Deusimar (Yamamoto) é um dona de um clube
decadente, Inferninho, que toca junto com um fiel séquito de auxiliares e
também frequentadores. Certo dia chega, de origem desconhecida, um marinheiro
chamado Jarbas (Lopes) e uma paixão à primeira vista emerge, assim como tensões
no grupo. Depois de um tempo aparece no local Salvador (Nogueira), com a
proposta de comprar o mesmo por valores acima do mercado. Deusimar se encanta
com a quantia, mas Jarbas escorraça Salvador do local. Jarbas, por sua vez,
encontra-se pressionado por dívidas que contraiu no passado. Ele parte.
Deusimar vende o local, que há três gerações pertencia a sua família,
efetuando um trato com Salvador para que pague apenas metade da quantia, mas em
dinheiro vivo e imediatamente. Trato feito, Deusimar paga a todos e fica sem um
tostão, provocando inquietações na cantora Luizianne (De Lavor), no músico
Richard (Ess) e, sobretudo, no Coelho (Martins), o mas revoltado de todos com
sua decisão. Quando todos partem, Deusimar se encontra no momento de dar cabo
de sua vida, quando o Coelho reaparece e lhe fala o que pensa sobre ela.

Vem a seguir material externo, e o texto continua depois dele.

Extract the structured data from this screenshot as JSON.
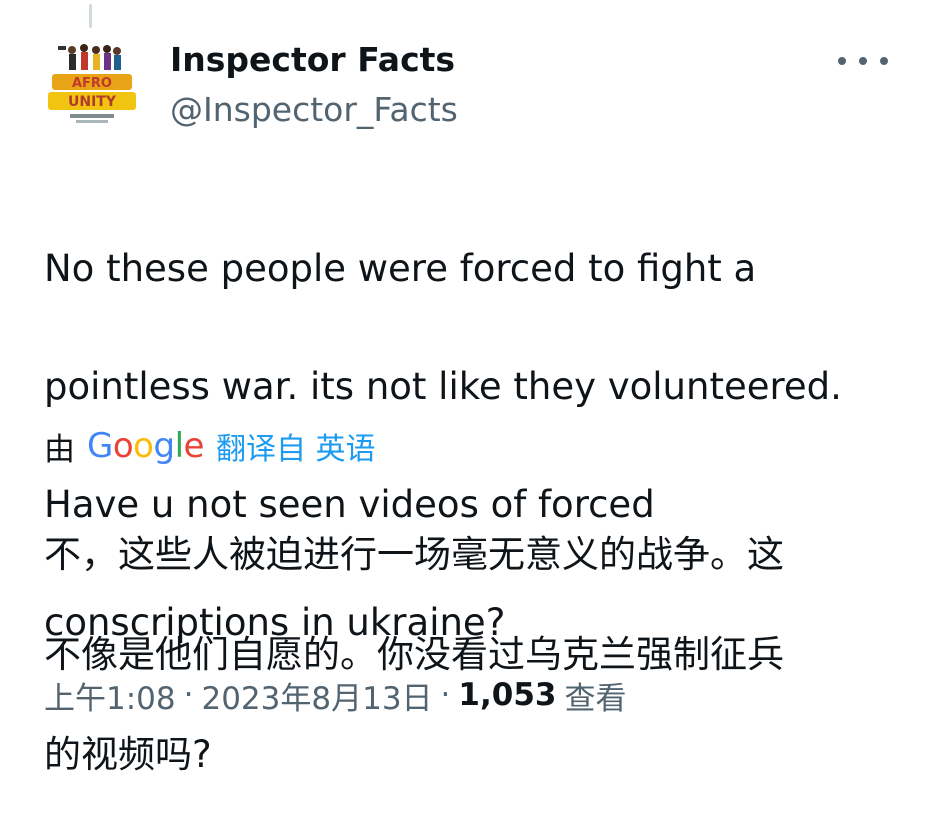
{
  "tweet": {
    "author_name": "Inspector Facts",
    "author_handle": "@Inspector_Facts",
    "avatar_text": "AFRO UNITY",
    "body_lines": [
      "No these people were forced to fight a",
      "pointless war.  its not like they volunteered.",
      "Have u not seen videos of forced",
      "conscriptions in ukraine?"
    ],
    "translation": {
      "prefix": "由",
      "provider_letters": [
        "G",
        "o",
        "o",
        "g",
        "l",
        "e"
      ],
      "provider_colors": [
        "#4285f4",
        "#ea4335",
        "#fbbc05",
        "#4285f4",
        "#34a853",
        "#ea4335"
      ],
      "link_text": "翻译自 英语",
      "translated_lines": [
        "不，这些人被迫进行一场毫无意义的战争。这",
        "不像是他们自愿的。你没看过乌克兰强制征兵",
        "的视频吗?"
      ]
    },
    "meta": {
      "time": "上午1:08",
      "separator": "·",
      "date": "2023年8月13日",
      "views_count": "1,053",
      "views_label": "查看"
    },
    "colors": {
      "text_primary": "#0f1419",
      "text_secondary": "#536471",
      "link": "#1d9bf0"
    },
    "icons": {
      "more": "more-dots-icon"
    }
  }
}
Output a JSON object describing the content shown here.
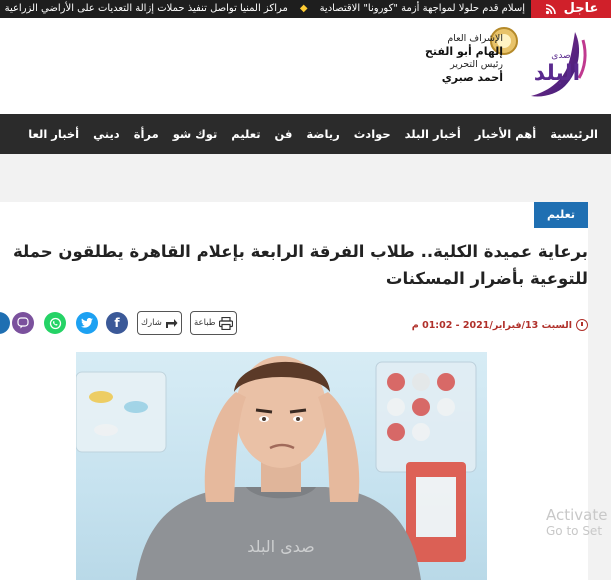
{
  "ticker": {
    "badge": "عاجل",
    "items": [
      "إسلام قدم حلولا لمواجهة أزمة \"كورونا\" الاقتصادية",
      "مراكز المنيا تواصل تنفيذ حملات إزالة التعديات على الأراضي الزراعية"
    ]
  },
  "brand": {
    "logo_text": "البلد",
    "logo_small": "صدى"
  },
  "staff": {
    "supervision_label": "الإشراف العام",
    "supervisor_name": "إلهام أبو الفتح",
    "editor_label": "رئيس التحرير",
    "editor_name": "أحمد صبري"
  },
  "nav": {
    "items": [
      "الرئيسية",
      "أهم الأخبار",
      "أخبار البلد",
      "حوادث",
      "رياضة",
      "فن",
      "تعليم",
      "توك شو",
      "مرأة",
      "ديني",
      "أخبار العا"
    ]
  },
  "article": {
    "category": "تعليم",
    "headline": "برعاية عميدة الكلية.. طلاب الفرقة الرابعة بإعلام القاهرة يطلقون حملة للتوعية بأضرار المسكنات",
    "date": "السبت 13/فبراير/2021 - 01:02 م",
    "print_label": "طباعة",
    "share_label": "شارك",
    "image_watermark": "صدى البلد"
  },
  "share_icons": [
    "facebook-icon",
    "twitter-icon",
    "whatsapp-icon",
    "viber-icon"
  ],
  "windows_watermark": {
    "line1": "Activate",
    "line2": "Go to Set"
  },
  "colors": {
    "breaking": "#d0202a",
    "nav_bg": "#2b2b2b",
    "category": "#1f6fb2",
    "facebook": "#3b5998",
    "twitter": "#1da1f2",
    "whatsapp": "#25d366",
    "viber": "#7b519d"
  }
}
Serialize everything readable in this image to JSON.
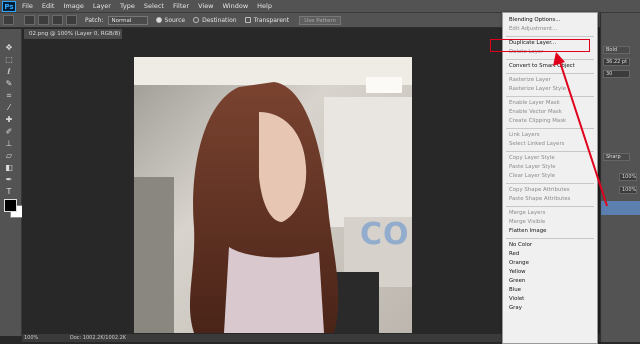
{
  "menubar": {
    "logo": "Ps",
    "items": [
      "File",
      "Edit",
      "Image",
      "Layer",
      "Type",
      "Select",
      "Filter",
      "View",
      "Window",
      "Help"
    ]
  },
  "options_bar": {
    "patch_label": "Patch:",
    "patch_value": "Normal",
    "source_label": "Source",
    "destination_label": "Destination",
    "transparent_label": "Transparent",
    "use_pattern_label": "Use Pattern"
  },
  "document": {
    "tab_title": "02.png @ 100% (Layer 0, RGB/8)",
    "zoom": "100%",
    "doc_size": "Doc: 1002.2K/1002.2K",
    "watermark": "COBA"
  },
  "right_panel": {
    "font_style": "Bold",
    "leading": "36.22 pt",
    "tracking": "30",
    "anti_alias": "Sharp",
    "opacity": "100%",
    "fill": "100%"
  },
  "context_menu": {
    "items": [
      {
        "label": "Blending Options...",
        "disabled": false
      },
      {
        "label": "Edit Adjustment...",
        "disabled": true
      },
      {
        "sep": true
      },
      {
        "label": "Duplicate Layer...",
        "disabled": false,
        "highlighted": true
      },
      {
        "label": "Delete Layer",
        "disabled": true
      },
      {
        "sep": true
      },
      {
        "label": "Convert to Smart Object",
        "disabled": false
      },
      {
        "sep": true
      },
      {
        "label": "Rasterize Layer",
        "disabled": true
      },
      {
        "label": "Rasterize Layer Style",
        "disabled": true
      },
      {
        "sep": true
      },
      {
        "label": "Enable Layer Mask",
        "disabled": true
      },
      {
        "label": "Enable Vector Mask",
        "disabled": true
      },
      {
        "label": "Create Clipping Mask",
        "disabled": true
      },
      {
        "sep": true
      },
      {
        "label": "Link Layers",
        "disabled": true
      },
      {
        "label": "Select Linked Layers",
        "disabled": true
      },
      {
        "sep": true
      },
      {
        "label": "Copy Layer Style",
        "disabled": true
      },
      {
        "label": "Paste Layer Style",
        "disabled": true
      },
      {
        "label": "Clear Layer Style",
        "disabled": true
      },
      {
        "sep": true
      },
      {
        "label": "Copy Shape Attributes",
        "disabled": true
      },
      {
        "label": "Paste Shape Attributes",
        "disabled": true
      },
      {
        "sep": true
      },
      {
        "label": "Merge Layers",
        "disabled": true
      },
      {
        "label": "Merge Visible",
        "disabled": true
      },
      {
        "label": "Flatten Image",
        "disabled": false
      },
      {
        "sep": true
      },
      {
        "label": "No Color",
        "disabled": false
      },
      {
        "label": "Red",
        "disabled": false
      },
      {
        "label": "Orange",
        "disabled": false
      },
      {
        "label": "Yellow",
        "disabled": false
      },
      {
        "label": "Green",
        "disabled": false
      },
      {
        "label": "Blue",
        "disabled": false
      },
      {
        "label": "Violet",
        "disabled": false
      },
      {
        "label": "Gray",
        "disabled": false
      }
    ]
  },
  "colors": {
    "highlight": "#e0001b",
    "ui_bg": "#535353",
    "workspace": "#282828"
  }
}
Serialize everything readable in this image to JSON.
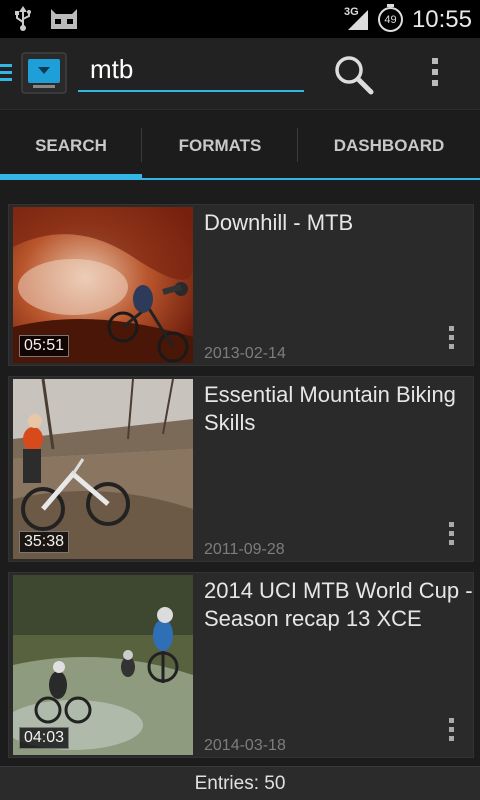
{
  "status_bar": {
    "network_type": "3G",
    "battery_level": "49",
    "time": "10:55",
    "icons": [
      "usb-icon",
      "android-icon",
      "signal-icon",
      "battery-icon"
    ]
  },
  "action_bar": {
    "search_value": "mtb",
    "search_placeholder": "",
    "icons": [
      "drawer-icon",
      "app-logo-icon",
      "search-icon",
      "overflow-menu-icon"
    ]
  },
  "tabs": [
    {
      "label": "SEARCH",
      "selected": true
    },
    {
      "label": "FORMATS",
      "selected": false
    },
    {
      "label": "DASHBOARD",
      "selected": false
    }
  ],
  "videos": [
    {
      "title": "Downhill - MTB",
      "date": "2013-02-14",
      "duration": "05:51"
    },
    {
      "title": "Essential Mountain Biking Skills",
      "date": "2011-09-28",
      "duration": "35:38"
    },
    {
      "title": "2014 UCI MTB World Cup - Season recap 13 XCE",
      "date": "2014-03-18",
      "duration": "04:03"
    }
  ],
  "footer": {
    "entries_label": "Entries: 50"
  },
  "colors": {
    "accent": "#33b5e5",
    "background": "#1c1c1c",
    "card": "#2a2a2a",
    "date_text": "#7d7d7d"
  }
}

Irregular, consegue tirar partido até mesmo de
sua irregularidade como artifício nunca completa ou facilmente entregue ao
deboche. As interpretações podem ocasionalmente, por exemplo, deixar a desejar,
mas o canto algo desafinado de Lavor traduz bem uma estratégia que abraça o
risco como poucas no panorama brasileiro contemporâneo a sua produção. Distante
do realismo mimético, satisfeito com os próprios cenários limitados do
Inferninho, e seus clientes toscamente vestidos de super-heróis, o filme
trabalha com várias possibilidades de leituras por vezes de intenções
aparentemente alegóricas (o Inferninho podendo ser apreciado enquanto a
resistência cultural contra os explicitamente torpes tempos de mendacidade
institucionalizada, inclusive cultural; o espaço será demolido para virar um
estacionamento para 7 mil veículos de um grande centro cultural virtual),
passando por uma única referência direta ao momento político que foi gestado
(“delação premiada”) e podendo igualmente evocar uma tradição de várias
gerações sendo posta em xeque enquanto medo fóbico do desconhecido,
representado pelo próprio mundo no caso de Deusimar e a comodidade de remoer
seus ressentimentos e certezas, o que talvez pudesse valer para todos os
espectros políticos possíveis. Ao invés de trazer exatamente soluções para os
desafios enfrentados, o filme apresenta saídas oníricas que remetem a uma
fantasia escapista que bem poderia se chamar cinema – com C maísculo de também
significar comercial – através de interessantes efeitos de verdadeira imersão
nas imagens (na primeira “viagem”, Nova York, na segunda vários locais
turísticos icônicos do Egito, Arábia, Londres, Paris). Sua solução final também
pode ser lida sobre a chave da inteligência, deixando quase a critério do
espectador crer numa reencarnação de Deusimar e também apostar sua empatia no
discurso um tanto melodramático do Coelho que tudo depende apenas da própria
personagem, do tipo “o mundo é o que lhe parece”, e para parecer diferente você
terá que ter uma postura diversa diante dele próprio e de si. A criação de um
“universo” a partir de tão pouco em termos de cenários também pode ser lida
como um engajamento de fortes vínculos teatrais que apenas se somam a proposta
em questão. Yamamoto encarna seu travesti com garra e sem estereotipia e
tampouco suavização do tipo. Sua acesa crítica a um mundo crescentemente
corporativo em todas as esferas soa menos empostada que a de Kléber Mendonça (Aquarius) até por também se encontrar
presente na própria modéstia de sua produção. Lopes talvez seja menos feliz em sua
encarnação do marinheiro. Galba Nogueira vivencia o personagem característico
na medida e Martins e De Lavor conseguem quase sempre se equilibrir na corda
entre falas realistas e situações nem tanto. O filme tende a crescer após um
início algo desapontador que pode afastar espectadores desavisados.
Bagaceira/Marrevolto/Tardo Filmes/Tardo. 82 minutos.